Configurable utilities

We offer a set of utilities that can be used to define more complex configurable functions.

The Choice parameter

The Choice parameter can be used to specify that a parameter can take different types. For example:

>>> from optilog.tuning import ac, Int, Real, Choice
>>>
>>> @ac
>>> def func(
>>>     data, seed,
>>>     n: Choice(Int(-7, 8, default=3), Real(0.1, 4.8, default=1.0)) = Int(-7, 8, default=3),
>>> ):
>>>     if isinstance(n, int):
>>>         # Some computation considering 'n' as an int
>>>         ...
>>>     if isinstance(n, float):
>>>         # Some computation considering 'n' as an int
>>>         ...

Another possible usage is the definition of more complex ranges for parameters. For example, in the following function parameter n can take values of the range [-10, 10] U [20, 25].

>>> from optilog.tuning import ac, Int
>>>
>>> @ac
>>> def func(
>>>     data, seed,
>>>     n: Choice(Int(-10, 10, default=0), Int(20, 25, default=20)) = Int(-10, 10, default=0),
>>> ):
>>>     ...

A Choice parameter can be also be used to choose from different configurable functions. This will properly handle the parameters that correspond to each function.

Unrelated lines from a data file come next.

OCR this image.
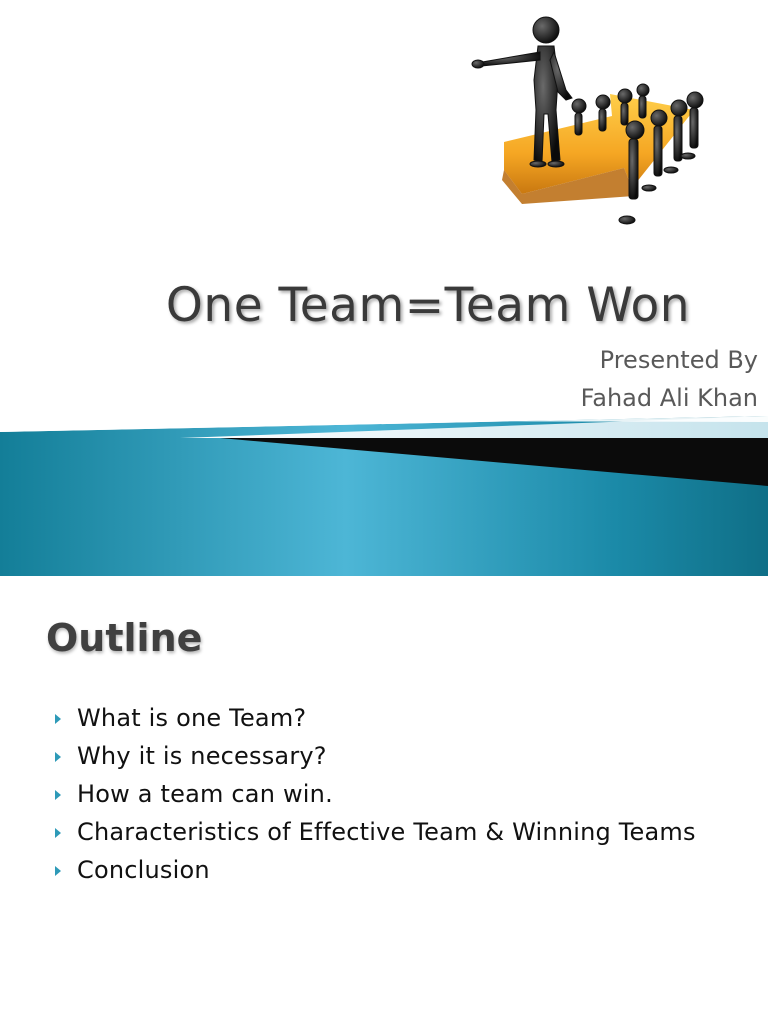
One Team=Team Won
Presented By
Fahad Ali Khan
Outline
What is one Team?
Why it is necessary?
How a team can win.
Characteristics of Effective Team & Winning Teams
Conclusion
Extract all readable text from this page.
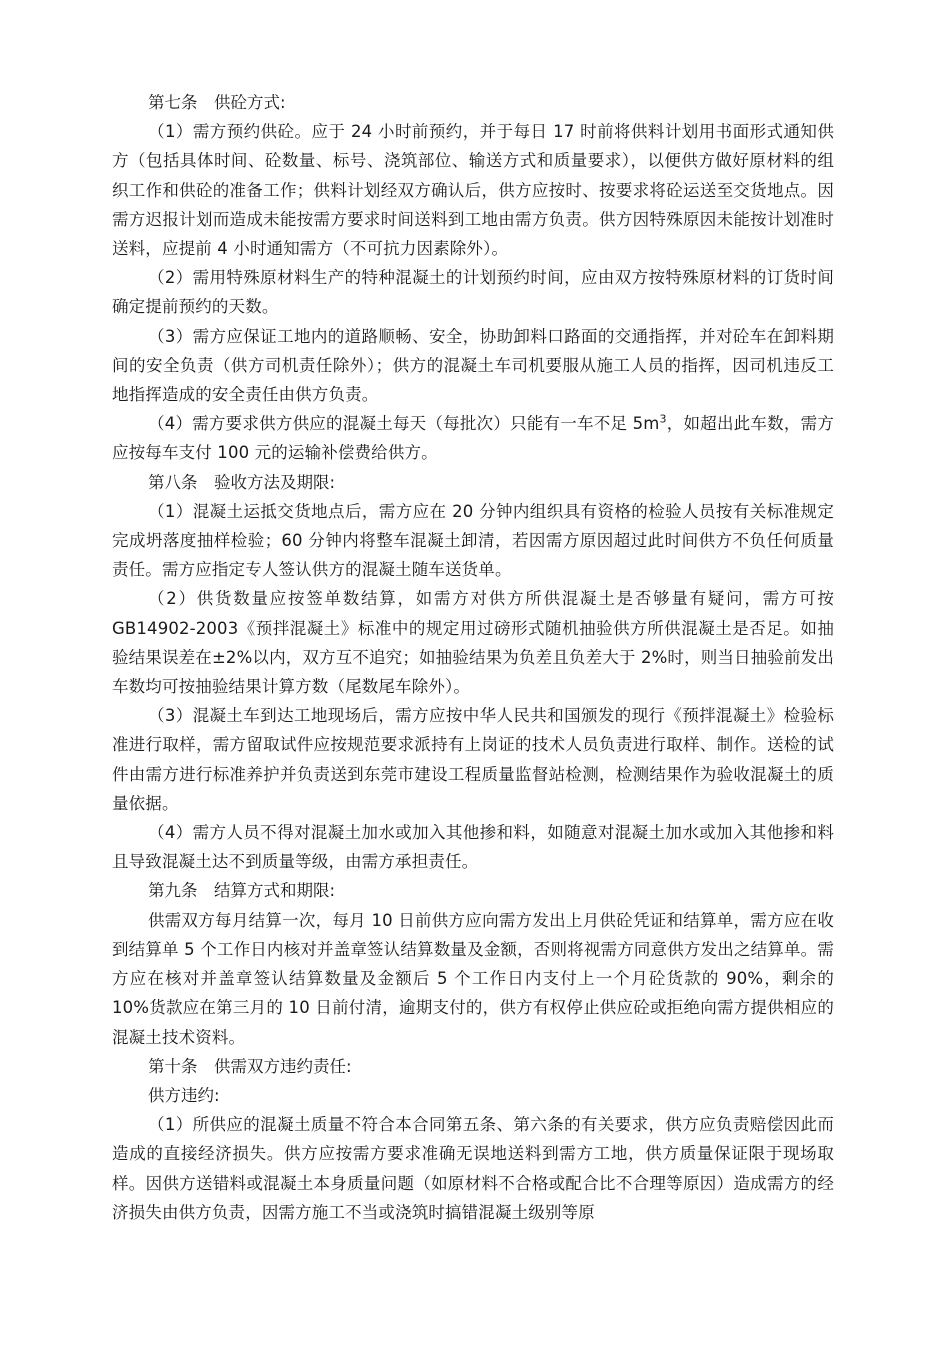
第七条　供砼方式:

（1）需方预约供砼。应于 24 小时前预约，并于每日 17 时前将供料计划用书面形式通知供方（包括具体时间、砼数量、标号、浇筑部位、输送方式和质量要求），以便供方做好原材料的组织工作和供砼的准备工作；供料计划经双方确认后，供方应按时、按要求将砼运送至交货地点。因需方迟报计划而造成未能按需方要求时间送料到工地由需方负责。供方因特殊原因未能按计划准时送料，应提前 4 小时通知需方（不可抗力因素除外）。

（2）需用特殊原材料生产的特种混凝土的计划预约时间，应由双方按特殊原材料的订货时间确定提前预约的天数。

（3）需方应保证工地内的道路顺畅、安全，协助卸料口路面的交通指挥，并对砼车在卸料期间的安全负责（供方司机责任除外）；供方的混凝土车司机要服从施工人员的指挥，因司机违反工地指挥造成的安全责任由供方负责。

（4）需方要求供方供应的混凝土每天（每批次）只能有一车不足 $5m^3$，如超出此车数，需方应按每车支付 100 元的运输补偿费给供方。

第八条　验收方法及期限:

（1）混凝土运抵交货地点后，需方应在 20 分钟内组织具有资格的检验人员按有关标准规定完成坍落度抽样检验；60 分钟内将整车混凝土卸清，若因需方原因超过此时间供方不负任何质量责任。需方应指定专人签认供方的混凝土随车送货单。

（2）供货数量应按签单数结算，如需方对供方所供混凝土是否够量有疑问，需方可按 GB14902-2003《预拌混凝土》标准中的规定用过磅形式随机抽验供方所供混凝土是否足。如抽验结果误差在±2%以内，双方互不追究；如抽验结果为负差且负差大于 2%时，则当日抽验前发出车数均可按抽验结果计算方数（尾数尾车除外）。

（3）混凝土车到达工地现场后，需方应按中华人民共和国颁发的现行《预拌混凝土》检验标准进行取样，需方留取试件应按规范要求派持有上岗证的技术人员负责进行取样、制作。送检的试件由需方进行标准养护并负责送到东莞市建设工程质量监督站检测，检测结果作为验收混凝土的质量依据。

（4）需方人员不得对混凝土加水或加入其他掺和料，如随意对混凝土加水或加入其他掺和料且导致混凝土达不到质量等级，由需方承担责任。

第九条　结算方式和期限:

供需双方每月结算一次，每月 10 日前供方应向需方发出上月供砼凭证和结算单，需方应在收到结算单 5 个工作日内核对并盖章签认结算数量及金额，否则将视需方同意供方发出之结算单。需方应在核对并盖章签认结算数量及金额后 5 个工作日内支付上一个月砼货款的 90%，剩余的 10%货款应在第三月的 10 日前付清，逾期支付的，供方有权停止供应砼或拒绝向需方提供相应的混凝土技术资料。

第十条　供需双方违约责任:

供方违约:

（1）所供应的混凝土质量不符合本合同第五条、第六条的有关要求，供方应负责赔偿因此而造成的直接经济损失。供方应按需方要求准确无误地送料到需方工地，供方质量保证限于现场取样。因供方送错料或混凝土本身质量问题（如原材料不合格或配合比不合理等原因）造成需方的经济损失由供方负责，因需方施工不当或浇筑时搞错混凝土级别等原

>>> from optilog.tuning import ac, CfgCall, Choice
>>>
>>> @ac
>>> def func(
>>>     data, seed,
>>>     fn: Choice(CfgCall(func1), CfgCall(func2)) = CfgCall(func1),
>>> ):
>>>     val = fn(data, seed)
>>>     ...

Choice also supports more than two domains and inline default.

>>> R1 = Int(3, 10, default=5)
>>> R2 = Int(5, 30, default=20)
>>> R3 = Int(80, 100, default=90)
>>> @ac
>>> def func(
>>>     data, seed,
>>>     x: Choice(R1, R2, R3, default=R1)
>>> ):
>>>     ...

More generally, Choice accepts any number of arguments of any domain. The Choice type will automatically handle the specified options.

In particular, it will provide to the AC tool all needed constraints to correctly configure a Choice parameter.

Note

Choice allows for efficient optimization of parameters on composite domains. These optimizations generate constraints that the AC tool can use to optimize more efficiently.